Well back to the pushing. Zach thinks I was pushing for about 30-45 minutes. It went really fast until the end. My Dr. kept saying that he thinks the next push is the last one. But this happened about 3 or 4 more times before he finally said the words, “Stop pushing… here she comes” all the sudden there she was on my belly.
My very first thought of her was her eyes. She was so wide eyed and aware. It was a wonderful sight to see her big bright eyes looking up and me and my family. There are no words that can explain the feelings I had when I saw her. It was amazing how she went from a little sperm and egg to this beautiful girl laying on me. I also couldn’t help but think about how amazing it is that babies are delivered the way that they are. It is such a small space that they come from and Heavenly Father planned for the plates in our head to move so that we can fit. However this does not make for the cutest head around. Rayni Lou definitely had a major cone head. But she was still the prettiest thing to me.
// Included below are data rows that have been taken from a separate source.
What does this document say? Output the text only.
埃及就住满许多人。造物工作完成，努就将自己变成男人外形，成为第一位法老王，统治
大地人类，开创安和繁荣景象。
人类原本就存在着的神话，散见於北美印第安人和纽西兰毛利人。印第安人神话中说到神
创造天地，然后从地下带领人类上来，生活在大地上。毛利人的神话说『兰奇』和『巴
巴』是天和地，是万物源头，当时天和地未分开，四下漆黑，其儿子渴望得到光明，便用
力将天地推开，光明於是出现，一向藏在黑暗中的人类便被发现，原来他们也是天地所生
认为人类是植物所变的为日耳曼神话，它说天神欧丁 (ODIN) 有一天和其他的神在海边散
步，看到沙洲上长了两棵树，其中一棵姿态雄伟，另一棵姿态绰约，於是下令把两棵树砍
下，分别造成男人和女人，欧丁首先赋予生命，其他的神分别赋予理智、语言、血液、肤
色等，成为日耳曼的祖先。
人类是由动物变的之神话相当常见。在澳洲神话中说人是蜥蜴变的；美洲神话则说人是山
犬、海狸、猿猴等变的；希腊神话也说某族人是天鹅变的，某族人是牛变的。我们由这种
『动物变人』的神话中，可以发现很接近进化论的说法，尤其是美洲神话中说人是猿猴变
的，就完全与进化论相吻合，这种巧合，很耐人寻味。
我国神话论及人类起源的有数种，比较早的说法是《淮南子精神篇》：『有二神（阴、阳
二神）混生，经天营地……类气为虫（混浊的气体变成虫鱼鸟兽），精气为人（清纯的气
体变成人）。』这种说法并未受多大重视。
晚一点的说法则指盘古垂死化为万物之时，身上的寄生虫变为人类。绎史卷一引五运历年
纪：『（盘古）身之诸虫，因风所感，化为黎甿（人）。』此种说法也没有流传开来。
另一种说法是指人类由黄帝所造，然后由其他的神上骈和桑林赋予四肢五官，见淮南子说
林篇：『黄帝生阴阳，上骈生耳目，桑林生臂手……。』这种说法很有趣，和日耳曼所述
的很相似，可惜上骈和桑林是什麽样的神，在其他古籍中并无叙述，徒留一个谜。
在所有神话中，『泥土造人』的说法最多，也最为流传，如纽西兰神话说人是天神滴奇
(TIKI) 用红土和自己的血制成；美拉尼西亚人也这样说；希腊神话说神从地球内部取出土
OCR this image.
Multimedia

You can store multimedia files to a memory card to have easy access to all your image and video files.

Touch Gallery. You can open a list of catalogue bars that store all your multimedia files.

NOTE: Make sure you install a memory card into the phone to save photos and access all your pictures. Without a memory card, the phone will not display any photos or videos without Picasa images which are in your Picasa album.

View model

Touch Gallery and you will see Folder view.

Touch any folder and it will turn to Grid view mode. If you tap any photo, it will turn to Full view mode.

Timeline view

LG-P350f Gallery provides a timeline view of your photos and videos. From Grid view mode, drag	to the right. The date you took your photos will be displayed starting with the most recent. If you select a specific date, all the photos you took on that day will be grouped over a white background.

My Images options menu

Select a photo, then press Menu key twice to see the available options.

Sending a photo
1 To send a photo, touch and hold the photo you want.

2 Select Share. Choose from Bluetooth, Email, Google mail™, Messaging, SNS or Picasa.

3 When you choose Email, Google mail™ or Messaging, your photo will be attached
It was all back to normal by the next day.
Well they took her off to get cleaned up. And did all that fun stuff with daddy. He was definitely very proud and so happy to see her.
He then brought her over to me. I couldn’t contain my emotions. She was so beautiful and she was mine and she was finally here!
After some mommy and me time everyone held her. Soon to come in the room later was Zach’s step dad Ron, his dad Chuck, and Uncle Ray Ray.
Here is a slide show of some more pictures that were taken during all the fun
http://www.kizoa.com/slideshow/d2210446k5329232o1/rayni-lous-birth-story
So as you can see pretty tough and amazing road it took to hold this sweet baby in my arms today. Starting with the trials of trying to have a baby for so long to the delivery. Still facing some challenges of being a new mommy but I know that with the help and support from family, friends, my Father in Heaven, and my amazing Hubbie it will be possible!